Он осмеивал веру народнической интеллигенции в скорое пришествие русской революции, вышучивал не без скрытой боли и пережитые им самим ошибки.
– Когда мы ходили в народ, – усмехаясь, говорил Филадельфов, – то у нас относительно этой самой – прости господи!.. – скорой революции такой был расчет: ведь каждый человек может распропагандировать, ну, хоть трех человек? Конечно! А из этих троих каждый тоже троих может? Может! Таким образом, по нашим вычислениям выходило, что не более как в три года можно просветить всю Россию и поднять революцию. Хе-хе-хе!
– Вы ходили в народ? – с любопытством спросил Вукол.
– Ходил.
– Ну как вы это делали? С чего начали?
– Очень просто: пошел на толчок, купил поддевку, рубаху, сапоги, надел все это на себя и пошел!
– Интересно! – завистливо волновались «журналисты».
Филадельфов рассмеялся.
– Да! Но тут-то и обнаружилось наше незнание народа и даже незнание самих себя! Мы решили прежде всего освободить мужика от веры в бога. И действительно отчасти создали таких мужиков. Но что же оказалось? – Он помолчал и вдруг страстно и убежденно крикнул: – Нет хуже, нет гаже скороспелых беспринципных полузнаек – невежественных мужиков, не верящих в бога! Расчет наш оказался неверен: революцию в три года не создашь!
Филадельфов не верил теперь и в террор: он проповедовал медленную просветительную работу, работу сельского учителя, насаждение хоть какой-нибудь культуры.
Смех его был напоен тайной горечью, он более не сидел за столом – ходил по комнате и говорил в состоянии страстного подъема.

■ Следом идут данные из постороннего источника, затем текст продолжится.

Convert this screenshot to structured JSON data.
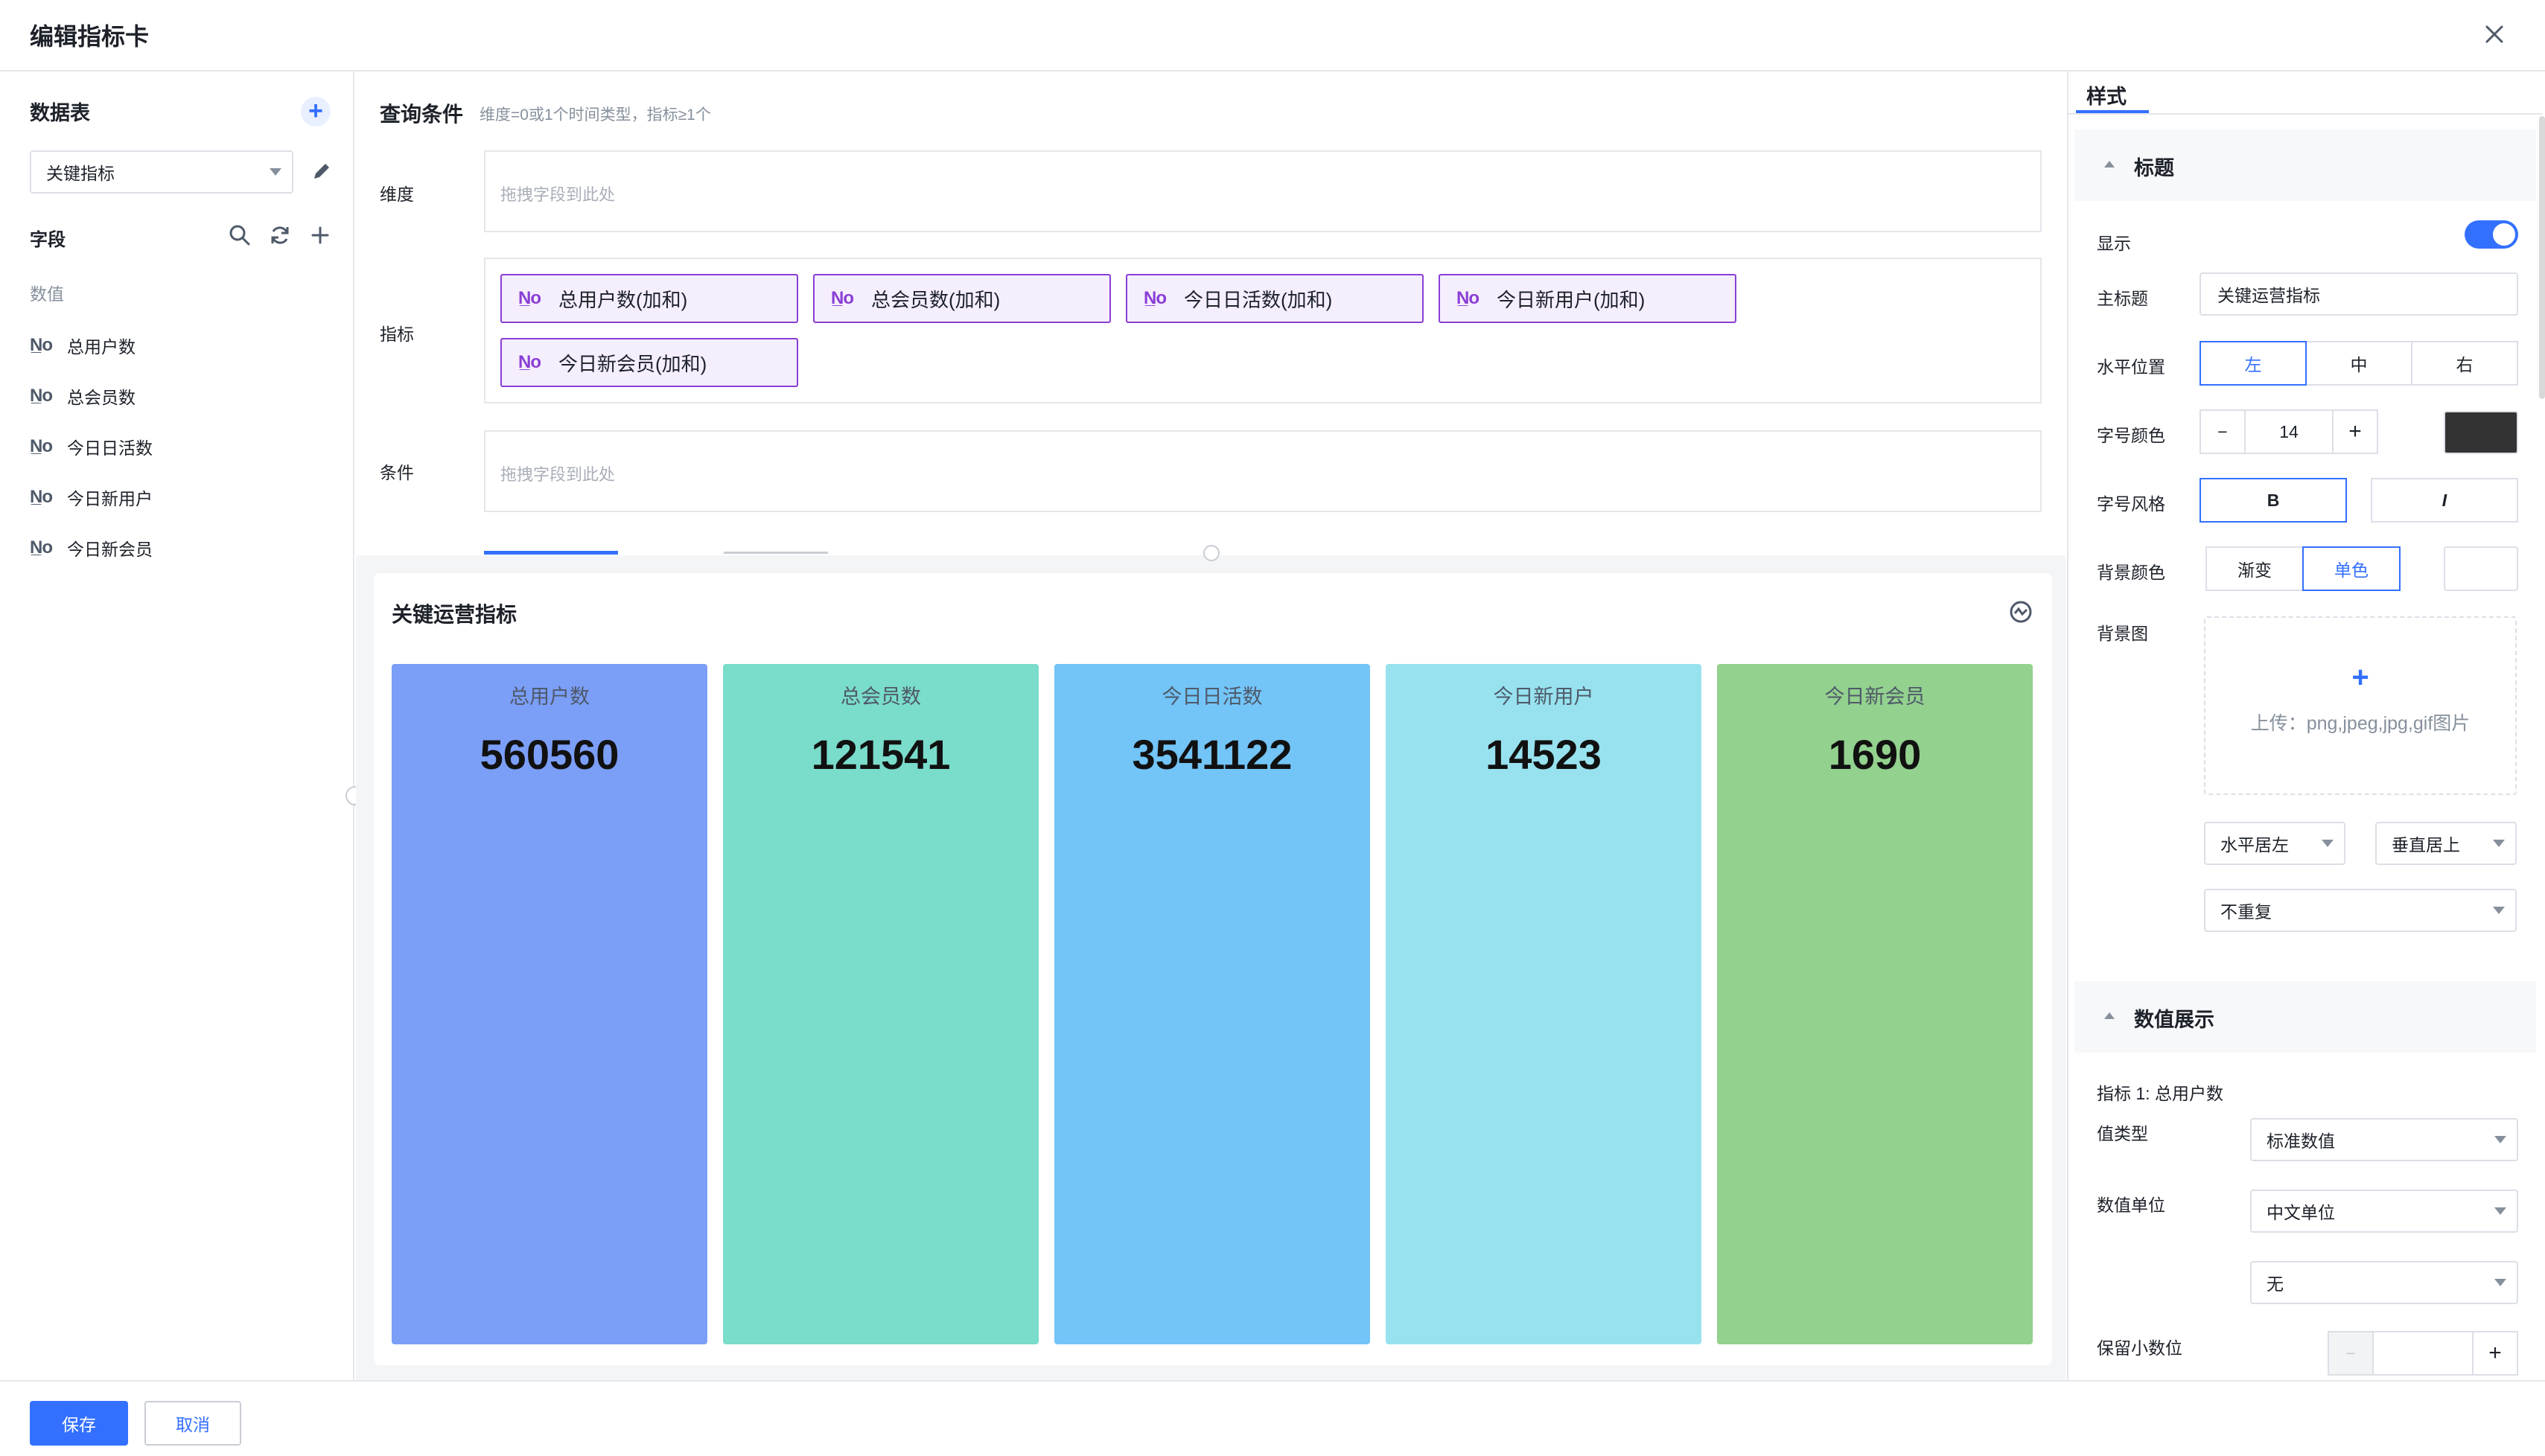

Такому человеку нужна была трибуна, широкое поле, с которого голос его должен был бы раздаваться на всю Россию, но, находясь чуть не под домашним арестом, он рад был говорить хоть потихоньку дома, перед зеленой молодежью, в надежде, что, быть может, это маленькое дело даст когда-нибудь свои плоды. В суждениях его было много верного понимания действительности. Это был из немногих тогда людей, одаренных чутьем жизни, способных угадывать события.
Но он говорил не с трибуны, и перед ним не было площади, наполненной народом. Слушали его Клим, Вукол и Фита, и только для них лились его яркие речи.

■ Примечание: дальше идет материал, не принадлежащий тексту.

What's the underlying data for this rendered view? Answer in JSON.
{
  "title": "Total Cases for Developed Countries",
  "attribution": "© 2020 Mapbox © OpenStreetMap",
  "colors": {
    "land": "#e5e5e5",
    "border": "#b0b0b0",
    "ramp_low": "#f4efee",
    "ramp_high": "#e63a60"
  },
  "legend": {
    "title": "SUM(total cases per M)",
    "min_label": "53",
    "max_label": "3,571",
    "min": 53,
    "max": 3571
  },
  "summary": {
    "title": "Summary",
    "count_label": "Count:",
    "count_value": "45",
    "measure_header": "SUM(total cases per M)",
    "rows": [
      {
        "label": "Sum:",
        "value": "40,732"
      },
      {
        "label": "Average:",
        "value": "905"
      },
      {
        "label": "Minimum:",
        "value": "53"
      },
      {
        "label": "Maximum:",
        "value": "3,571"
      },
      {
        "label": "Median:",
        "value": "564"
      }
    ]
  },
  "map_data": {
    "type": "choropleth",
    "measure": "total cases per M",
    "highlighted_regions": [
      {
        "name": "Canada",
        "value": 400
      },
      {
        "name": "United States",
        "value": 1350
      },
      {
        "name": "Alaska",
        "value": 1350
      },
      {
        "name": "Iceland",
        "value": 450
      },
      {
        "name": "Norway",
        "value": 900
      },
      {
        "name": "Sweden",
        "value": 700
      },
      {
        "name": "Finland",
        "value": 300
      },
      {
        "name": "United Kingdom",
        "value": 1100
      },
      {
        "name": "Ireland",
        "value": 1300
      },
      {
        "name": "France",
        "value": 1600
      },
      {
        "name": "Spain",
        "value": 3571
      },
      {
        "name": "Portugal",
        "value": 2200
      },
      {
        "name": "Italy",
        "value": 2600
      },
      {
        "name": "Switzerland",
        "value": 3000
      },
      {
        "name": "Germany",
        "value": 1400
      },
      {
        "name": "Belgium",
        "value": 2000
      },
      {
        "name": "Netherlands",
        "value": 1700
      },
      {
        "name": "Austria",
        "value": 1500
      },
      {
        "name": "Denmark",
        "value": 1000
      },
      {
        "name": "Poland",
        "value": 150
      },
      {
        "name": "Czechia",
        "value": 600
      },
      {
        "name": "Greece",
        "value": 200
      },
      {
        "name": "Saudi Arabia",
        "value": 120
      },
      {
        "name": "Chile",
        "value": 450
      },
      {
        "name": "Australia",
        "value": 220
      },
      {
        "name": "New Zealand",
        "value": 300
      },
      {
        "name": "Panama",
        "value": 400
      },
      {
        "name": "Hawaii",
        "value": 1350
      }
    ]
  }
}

С пылающим сердцем и горящими глазами юноши переживали незабываемые для них минуты.
Речь Филадельфова заняла почти весь вечер. Когда он кончил, с побледневшего лица его еще некоторое время не сходило вдохновенное выражение. Потом оно ушло, и перед ними был опять внешне веселый человек с некрасивым лицом, то и дело менявшим многочисленные оттенки иронии, грусти.

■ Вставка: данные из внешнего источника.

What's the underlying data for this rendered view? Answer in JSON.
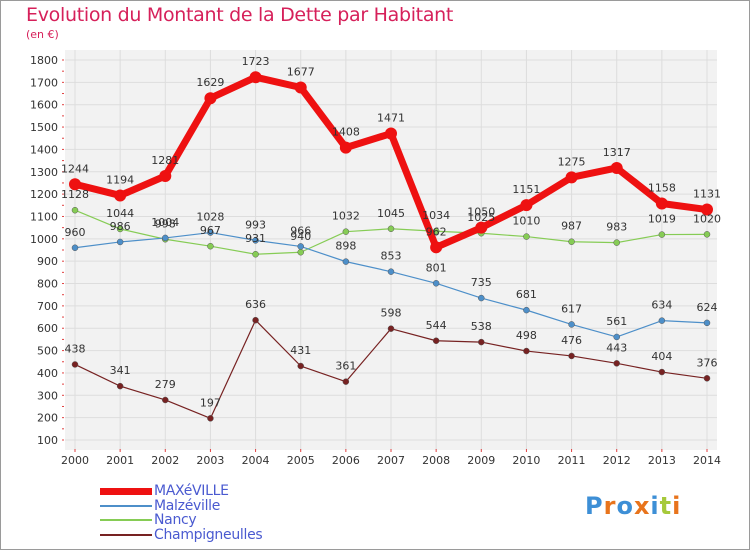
{
  "title": "Evolution du Montant de la Dette par Habitant",
  "subtitle": "(en €)",
  "logo": {
    "text": "Proxiti",
    "colors": [
      "#3d8fd6",
      "#e8741c",
      "#3d8fd6",
      "#e8741c",
      "#3d8fd6",
      "#a6c93a",
      "#e8741c"
    ]
  },
  "chart_data": {
    "type": "line",
    "title": "Evolution du Montant de la Dette par Habitant",
    "subtitle": "(en €)",
    "x": [
      "2000",
      "2001",
      "2002",
      "2003",
      "2004",
      "2005",
      "2006",
      "2007",
      "2008",
      "2009",
      "2010",
      "2011",
      "2012",
      "2013",
      "2014"
    ],
    "ylim": [
      100,
      1800
    ],
    "yticks": [
      100,
      200,
      300,
      400,
      500,
      600,
      700,
      800,
      900,
      1000,
      1100,
      1200,
      1300,
      1400,
      1500,
      1600,
      1700,
      1800
    ],
    "grid": true,
    "series": [
      {
        "name": "MAXéVILLE",
        "color": "#ee1111",
        "values": [
          1244,
          1194,
          1281,
          1629,
          1723,
          1677,
          1408,
          1471,
          962,
          1050,
          1151,
          1275,
          1317,
          1158,
          1131
        ],
        "labels": [
          "1244",
          "1194",
          "1281",
          "1629",
          "1723",
          "1677",
          "1408",
          "1471",
          "962",
          "1050",
          "1151",
          "1275",
          "1317",
          "1158",
          "1131"
        ]
      },
      {
        "name": "Malzéville",
        "color": "#4d8fc9",
        "values": [
          960,
          986,
          1004,
          1028,
          993,
          966,
          898,
          853,
          801,
          735,
          681,
          617,
          561,
          634,
          624
        ],
        "labels": [
          "960",
          "986",
          "1004",
          "1028",
          "993",
          "966",
          "898",
          "853",
          "801",
          "735",
          "681",
          "617",
          "561",
          "634",
          "624"
        ]
      },
      {
        "name": "Nancy",
        "color": "#86cc55",
        "values": [
          1128,
          1044,
          998,
          967,
          931,
          940,
          1032,
          1045,
          1034,
          1025,
          1010,
          987,
          983,
          1019,
          1020
        ],
        "labels": [
          "1128",
          "1044",
          "998",
          "967",
          "931",
          "940",
          "1032",
          "1045",
          "1034",
          "1025",
          "1010",
          "987",
          "983",
          "1019",
          "1020"
        ]
      },
      {
        "name": "Champigneulles",
        "color": "#772222",
        "values": [
          438,
          341,
          279,
          197,
          636,
          431,
          361,
          598,
          544,
          538,
          498,
          476,
          443,
          404,
          376
        ],
        "labels": [
          "438",
          "341",
          "279",
          "197",
          "636",
          "431",
          "361",
          "598",
          "544",
          "538",
          "498",
          "476",
          "443",
          "404",
          "376"
        ]
      }
    ]
  }
}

– Вы сегодня были в особенном ударе, Василий Васильич! – сказал брюнет с крахмальной грудью.
Филадельфов засмеялся.
– Ах, Александр Иваныч! такой уж я, видно, человек непутевый: другой, если заговорит об умном, то и лицо сделает умное, – тут он внезапно изменил лицо, – а я вот говорю об умном, а рожа глупая!
Все смеялись.
Он вздохнул и сказал задушевно:
– Иногда, когда никого в доме нет, лежишь один в комнате – рождаются мысли и самого тебя захватывают: приятно ведь, когда голова хорошо работает!.. Откуда-то все это приходит, а потом исчезает. Кто-нибудь войдет, заговорит – и течение мысли изменяется. Да, дорогие друзья, революция, конечно, будет, но не так скоро: предстоит длительная подготовка, саперная работа, затяжная борьба.